During the treatment, it is sometimes assumed that uric acid may increase CRP. It is unlikely and requires a separate study. It is reasonable to assume that the mechanism of inflammation involves some kind of autoimmune response with the manifestation of this disorder. It should be remembered, however, that the uric acid synthesis, despite any links to DAA, represents another disorder, and the increased CRP should be normalized to reduce the block of cellular polyunsaturated fatty acid transport.
Thus, it seems evident that the underlying mechanisms of vascular aneurysm development involve connective tissue dysfunction. The wide range of forms, sites and clinical manifestations is largely dependent on the dysfunctional (dysplasia) severity of the connective tissue, patient’s age, elasticity, endothelium, and arterial stiffness, which determine the features of hydro-and hemodynamics  .

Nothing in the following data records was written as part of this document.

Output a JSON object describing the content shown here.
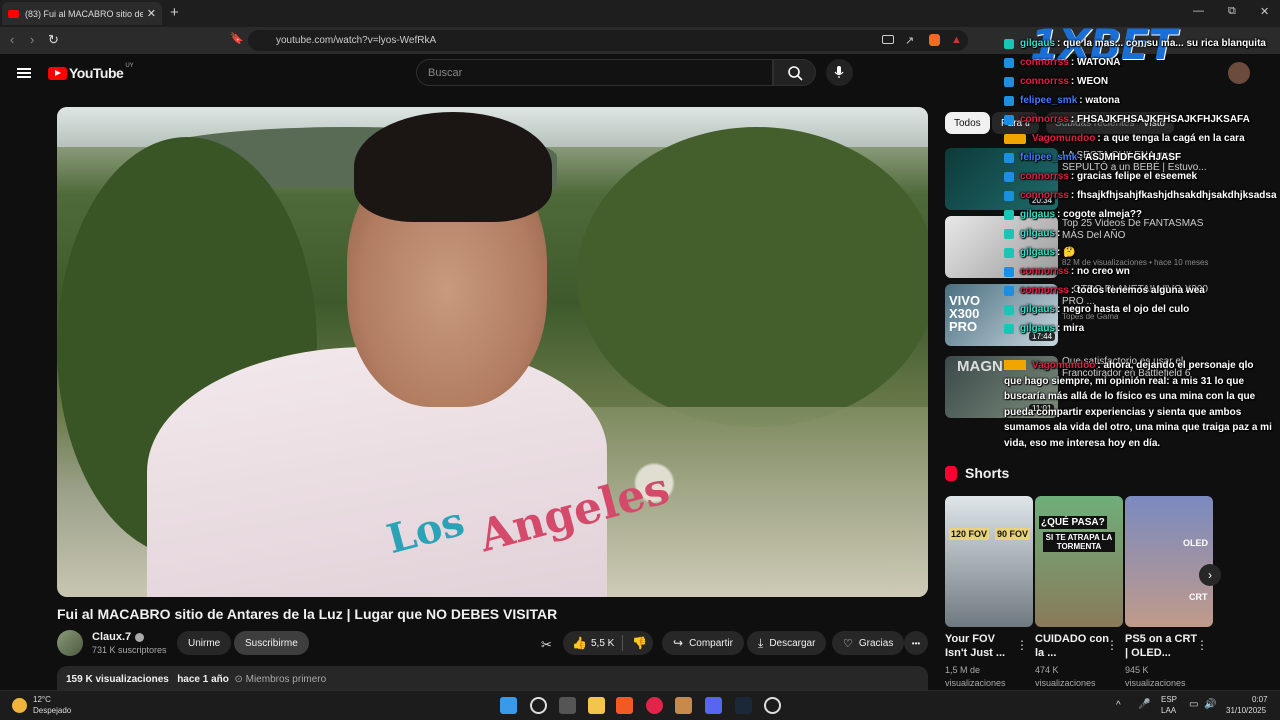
{
  "browser": {
    "tab_title": "(83) Fui al MACABRO sitio de An",
    "tab_close": "✕",
    "new_tab": "+",
    "url": "youtube.com/watch?v=lyos-WefRkA",
    "win_min": "—",
    "win_max": "⧉",
    "win_close": "✕"
  },
  "youtube": {
    "logo_text": "YouTube",
    "country_code": "UY",
    "search_placeholder": "Buscar"
  },
  "video": {
    "shirt_text_1": "Los",
    "shirt_text_2": "Angeles",
    "title": "Fui al MACABRO sitio de Antares de la Luz | Lugar que NO DEBES VISITAR",
    "channel": "Claux.7",
    "subscribers": "731 K suscriptores",
    "join_label": "Unirme",
    "subscribe_label": "Suscribirme",
    "likes": "5,5 K",
    "share_label": "Compartir",
    "download_label": "Descargar",
    "thanks_label": "Gracias",
    "more": "•••",
    "views": "159 K visualizaciones",
    "age": "hace 1 año",
    "members": "Miembros primero"
  },
  "right": {
    "chips": [
      "Todos",
      "Para ti",
      "Subidas recientes",
      "Visto"
    ],
    "recommendations": [
      {
        "title": "LA SECTA CHILENA que SEPULTÓ a un BEBÉ | Estuvo...",
        "meta": "",
        "duration": "20:34"
      },
      {
        "title": "Top 25 Videos De FANTASMAS MÁS Del AÑO",
        "meta": "82 M de visualizaciones • hace 10 meses",
        "duration": ""
      },
      {
        "title": "... OTRO PLANETA!! VIVO X300 PRO ...",
        "meta": "Topes de Gama",
        "duration": "17:44"
      },
      {
        "title": "Que satisfactorio es usar el Francotirador en Battlefield 6",
        "meta": "",
        "duration": "11:01"
      }
    ],
    "thumb_text_vivo": "VIVO X300 PRO",
    "thumb_text_magn": "MAGN",
    "shorts_heading": "Shorts",
    "shorts": [
      {
        "title": "Your FOV Isn't Just ...",
        "meta": "1,5 M de visualizaciones",
        "thumb_a": "120 FOV",
        "thumb_b": "90 FOV"
      },
      {
        "title": "CUIDADO con la ...",
        "meta": "474 K visualizaciones",
        "thumb_a": "¿QUÉ PASA?",
        "thumb_b": "SI TE ATRAPA LA TORMENTA"
      },
      {
        "title": "PS5 on a CRT | OLED...",
        "meta": "945 K visualizaciones",
        "thumb_a": "OLED",
        "thumb_b": "CRT"
      }
    ],
    "next_arrow": "›",
    "dots": "⋮"
  },
  "chat": {
    "brand": "1XBET",
    "messages": [
      {
        "user": "gilgaus",
        "text": ": que la mas... con su ma... su rica blanquita",
        "badge": "teal",
        "ucolor": "teal"
      },
      {
        "user": "connorrss",
        "text": ": WATONA",
        "badge": "blue",
        "ucolor": "red"
      },
      {
        "user": "connorrss",
        "text": ": WEON",
        "badge": "blue",
        "ucolor": "red"
      },
      {
        "user": "felipee_smk",
        "text": ": watona",
        "badge": "blue",
        "ucolor": "blue"
      },
      {
        "user": "connorrss",
        "text": ": FHSAJKFHSAJKFHSAJKFHJKSAFA",
        "badge": "blue",
        "ucolor": "red"
      },
      {
        "user": "Vagomundoo",
        "text": ": a que tenga la cagá en la cara",
        "badge": "gold",
        "ucolor": "red"
      },
      {
        "user": "felipee_smk",
        "text": ": ASJMHDFGKHJASF",
        "badge": "blue",
        "ucolor": "blue"
      },
      {
        "user": "connorrss",
        "text": ": gracias felipe el eseemek",
        "badge": "blue",
        "ucolor": "red"
      },
      {
        "user": "connorrss",
        "text": ": fhsajkfhjsahjfkashjdhsakdhjsakdhjksadsa",
        "badge": "blue",
        "ucolor": "red"
      },
      {
        "user": "gilgaus",
        "text": ": cogote almeja??",
        "badge": "teal",
        "ucolor": "teal"
      },
      {
        "user": "gilgaus",
        "text": ":",
        "badge": "teal",
        "ucolor": "teal"
      },
      {
        "user": "gilgaus",
        "text": ": 🤔",
        "badge": "teal",
        "ucolor": "teal"
      },
      {
        "user": "connorrss",
        "text": ": no creo wn",
        "badge": "blue",
        "ucolor": "red"
      },
      {
        "user": "connorrss",
        "text": ": todos tenemos alguna wea",
        "badge": "blue",
        "ucolor": "red"
      },
      {
        "user": "gilgaus",
        "text": ": negro hasta el ojo del culo",
        "badge": "teal",
        "ucolor": "teal"
      },
      {
        "user": "gilgaus",
        "text": ": mira",
        "badge": "teal",
        "ucolor": "teal"
      }
    ],
    "long_message_user": "Vagomundoo",
    "long_message_text": ": ahora, dejando el personaje qlo que hago siempre, mi opinión real: a mis 31 lo que buscaría más allá de lo físico es una mina con la que pueda compartir experiencias y sienta que ambos sumamos ala vida del otro, una mina que traiga paz a mi vida, eso me interesa hoy en día."
  },
  "taskbar": {
    "temp": "12°C",
    "weather": "Despejado",
    "lang1": "ESP",
    "lang2": "LAA",
    "time": "0:07",
    "date": "31/10/2025"
  }
}
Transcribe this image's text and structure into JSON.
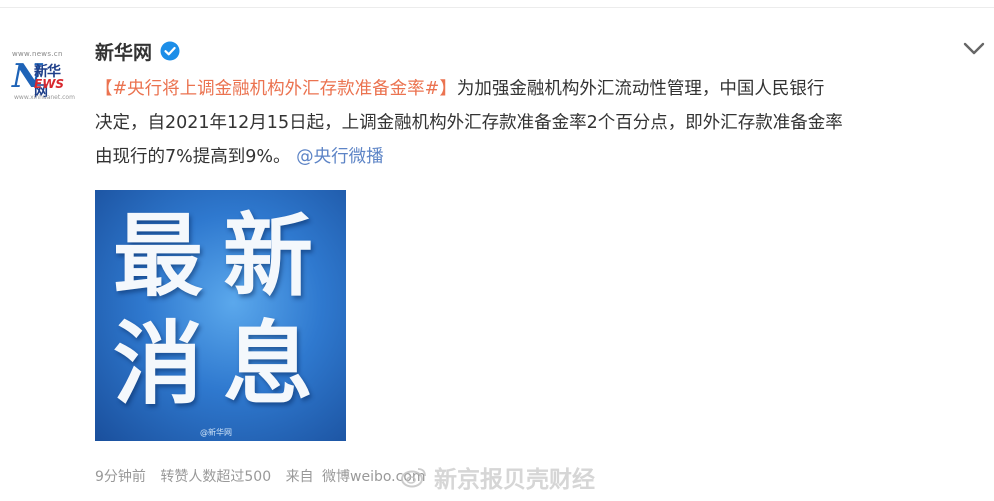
{
  "author": {
    "name": "新华网",
    "avatar": {
      "site_text": "www.news.cn",
      "letter": "N",
      "cn_text": "新华网",
      "ews_text": "EWS",
      "url_text": "www.xinhuanet.com"
    }
  },
  "post": {
    "hashtag": "【#央行将上调金融机构外汇存款准备金率#】",
    "line1_rest": "为加强金融机构外汇流动性管理，中国人民银行",
    "line2": "决定，自2021年12月15日起，上调金融机构外汇存款准备金率2个百分点，即外汇存款准备金率",
    "line3": "由现行的7%提高到9%。",
    "mention": "@央行微播"
  },
  "image": {
    "words": [
      "最",
      "新",
      "消",
      "息"
    ],
    "watermark": "@新华网"
  },
  "meta": {
    "time": "9分钟前",
    "reposts": "转赞人数超过500",
    "source_prefix": "来自",
    "source": "微博weibo.com"
  },
  "watermark": {
    "text": "新京报贝壳财经"
  },
  "colors": {
    "hashtag": "#eb7350",
    "mention": "#5d84c6",
    "verified": "#1d8ee8",
    "image_bg": "#2f79cf"
  }
}
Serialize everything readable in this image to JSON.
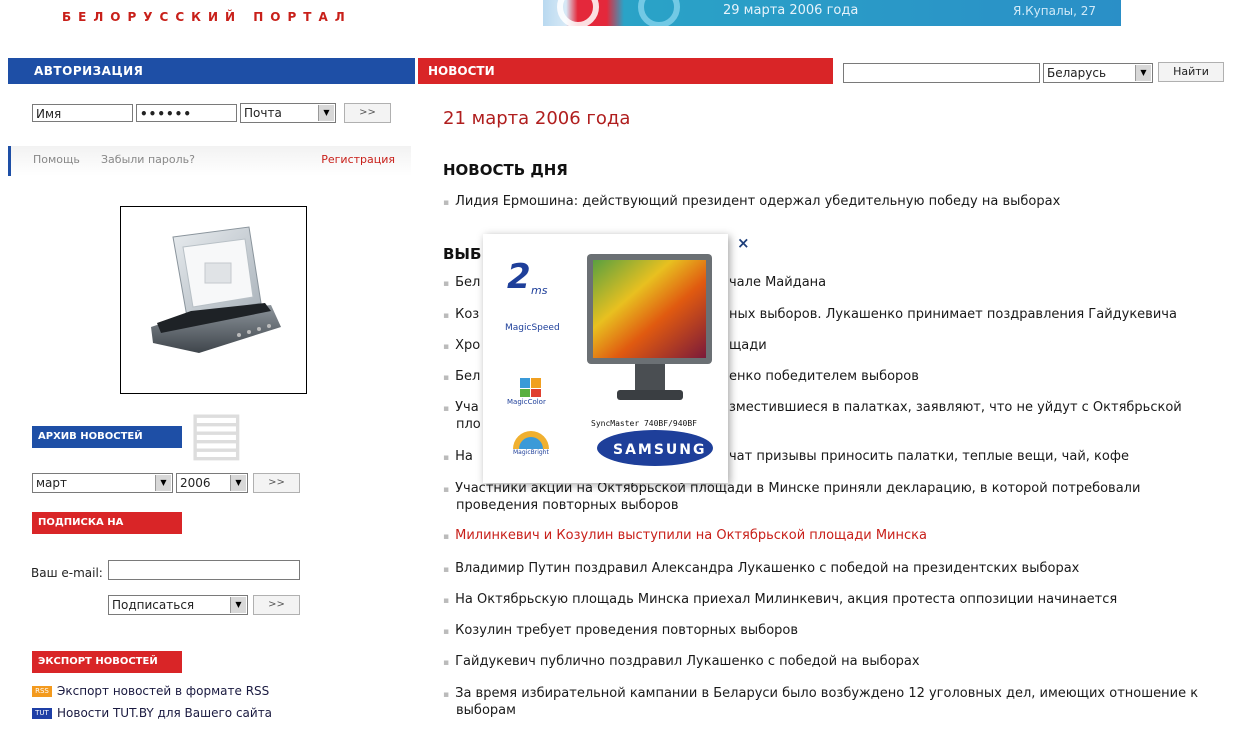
{
  "header": {
    "logo_text": "БЕЛОРУССКИЙ ПОРТАЛ",
    "banner_date": "29 марта 2006 года",
    "banner_address": "Я.Купалы, 27"
  },
  "auth": {
    "title": "АВТОРИЗАЦИЯ",
    "name_value": "Имя",
    "password_value": "••••••",
    "mail_select": "Почта",
    "go_label": ">>",
    "help_link": "Помощь",
    "forgot_link": "Забыли пароль?",
    "register_link": "Регистрация"
  },
  "archive": {
    "title": "АРХИВ НОВОСТЕЙ",
    "month": "март",
    "year": "2006",
    "go_label": ">>"
  },
  "subscribe": {
    "title": "ПОДПИСКА НА НОВОСТИ",
    "email_label": "Ваш e-mail:",
    "action_select": "Подписаться",
    "go_label": ">>"
  },
  "export": {
    "title": "ЭКСПОРТ НОВОСТЕЙ",
    "rss_icon": "RSS",
    "rss_link": "Экспорт новостей в формате RSS",
    "tut_icon": "TUT",
    "tut_link": "Новости TUT.BY для Вашего сайта"
  },
  "news": {
    "title": "НОВОСТИ",
    "region_select": "Беларусь",
    "find_button": "Найти",
    "date": "21 марта 2006 года",
    "day_head": "НОВОСТЬ ДНЯ",
    "day_item": "Лидия Ермошина: действующий президент одержал убедительную победу на выборах",
    "section_head": "ВЫБ",
    "items": [
      {
        "text": "Бел",
        "tail": "чале Майдана"
      },
      {
        "text": "Коз",
        "tail": "ных выборов. Лукашенко принимает поздравления Гайдукевича"
      },
      {
        "text": "Хро",
        "tail": "щади"
      },
      {
        "text": "Бел",
        "tail": "енко победителем выборов"
      },
      {
        "text": "Уча",
        "tail": "зместившиеся в палатках, заявляют, что не уйдут с Октябрьской"
      },
      {
        "text": "пло",
        "tail": ""
      },
      {
        "text": "На ",
        "tail": "чат призывы приносить палатки, теплые вещи, чай, кофе"
      }
    ],
    "items_full": [
      "Участники акции на Октябрьской площади в Минске приняли декларацию, в которой потребовали",
      "проведения повторных выборов",
      "Милинкевич и Козулин выступили на Октябрьской площади Минска",
      "Владимир Путин поздравил Александра Лукашенко с победой на президентских выборах",
      "На Октябрьскую площадь Минска приехал Милинкевич, акция протеста оппозиции начинается",
      "Козулин требует проведения повторных выборов",
      "Гайдукевич публично поздравил Лукашенко с победой на выборах",
      "За время избирательной кампании в Беларуси было возбуждено 12 уголовных дел, имеющих отношение к",
      "выборам"
    ]
  },
  "ad": {
    "badge_ms": "2ms",
    "magic_speed": "MagicSpeed",
    "magic_color": "MagicColor",
    "magic_bright": "MagicBright",
    "model": "SyncMaster 740BF/940BF",
    "brand": "SAMSUNG",
    "close": "×"
  }
}
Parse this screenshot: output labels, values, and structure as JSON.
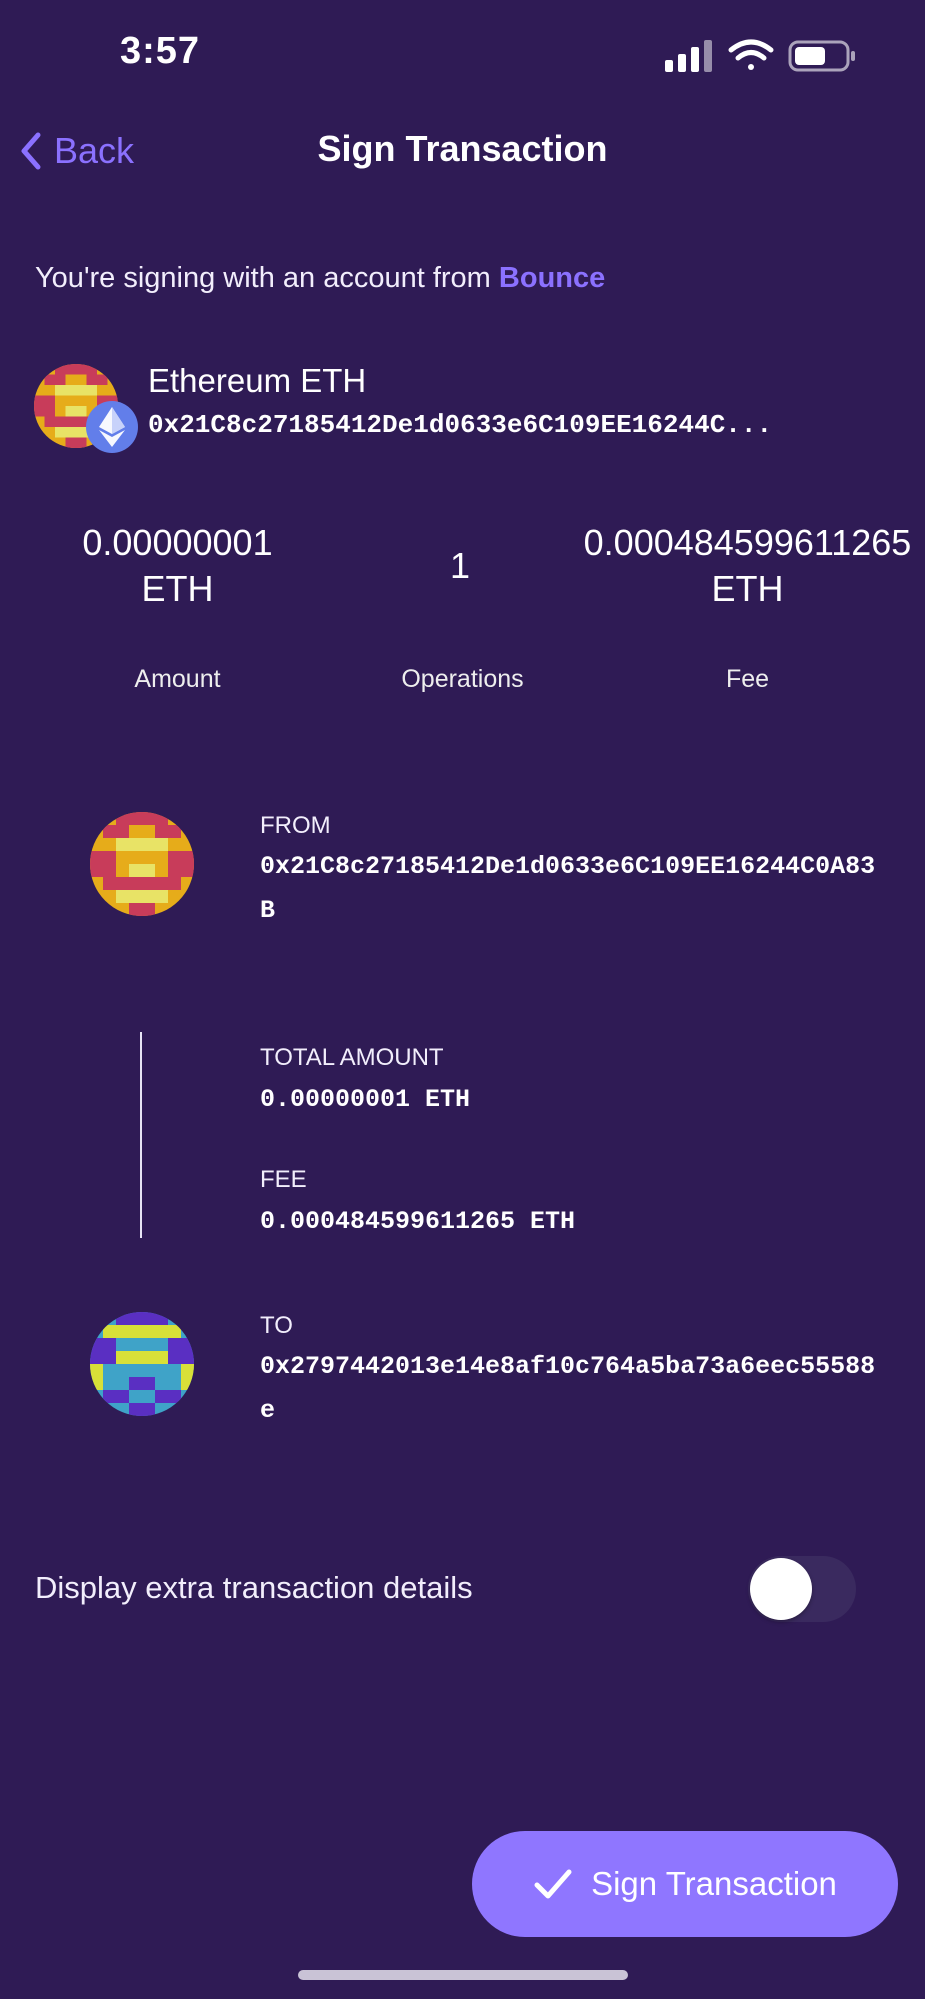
{
  "status_bar": {
    "time": "3:57",
    "icons": [
      "signal-icon",
      "wifi-icon",
      "battery-icon"
    ]
  },
  "nav": {
    "back_label": "Back",
    "title": "Sign Transaction"
  },
  "signing": {
    "prefix": "You're signing with an account from ",
    "brand": "Bounce"
  },
  "account": {
    "name": "Ethereum",
    "symbol": "ETH",
    "address": "0x21C8c27185412De1d0633e6C109EE16244C..."
  },
  "stats": {
    "amount_value": "0.00000001",
    "amount_unit": "ETH",
    "amount_label": "Amount",
    "operations_value": "1",
    "operations_label": "Operations",
    "fee_value": "0.000484599611265",
    "fee_unit": "ETH",
    "fee_label": "Fee"
  },
  "flow": {
    "from_label": "FROM",
    "from_address": "0x21C8c27185412De1d0633e6C109EE16244C0A83B",
    "total_label": "TOTAL AMOUNT",
    "total_value": "0.00000001 ETH",
    "fee_label": "FEE",
    "fee_value": "0.000484599611265 ETH",
    "to_label": "TO",
    "to_address": "0x2797442013e14e8af10c764a5ba73a6eec55588e"
  },
  "extra": {
    "label": "Display extra transaction details",
    "enabled": false
  },
  "sign_button": {
    "label": "Sign Transaction"
  },
  "colors": {
    "background": "#2f1b55",
    "accent": "#8b71ff",
    "button": "#8f76ff",
    "eth_badge": "#627eea"
  }
}
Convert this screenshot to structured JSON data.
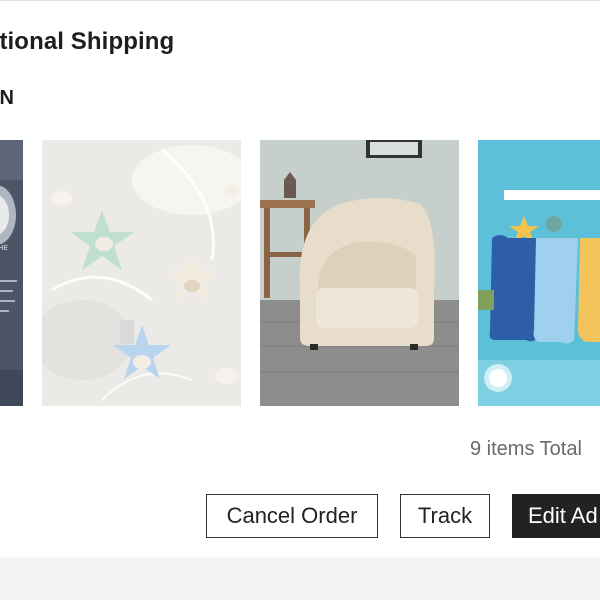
{
  "order": {
    "shipping_title": "ational Shipping",
    "status_label": "IN",
    "items_total": "9 items Total"
  },
  "thumbnails": [
    {
      "icon": "book-cover-image"
    },
    {
      "icon": "star-ornaments-image"
    },
    {
      "icon": "armchair-image"
    },
    {
      "icon": "hand-towels-image"
    }
  ],
  "actions": {
    "cancel_label": "Cancel Order",
    "track_label": "Track",
    "edit_label": "Edit Ad"
  },
  "colors": {
    "button_dark": "#222222",
    "button_outline_border": "#333333",
    "muted_text": "#6a6a6a",
    "page_background": "#f4f4f4"
  }
}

In young patients, severe connective tissue disease is manifested by common aortic and vascular aneurysms. At an advanced age, when multiple co-morbidities are accumulated (partly due to the dysfunction), the injury (both septic and aseptic) of loose connective tissue together with inflammation and (or) atherosclerosis syndrome emerge; with autoimmune response at an early stage, and DAA development at a later stage.
Everything mentioned above is our assumptions but it is a good incentive to further search for answers to our questions. We suggest a concept of a global bank of histological findings of patients with aortic aneurisms. This is the only way to understand more deeply the intricacies of pathological processes involved.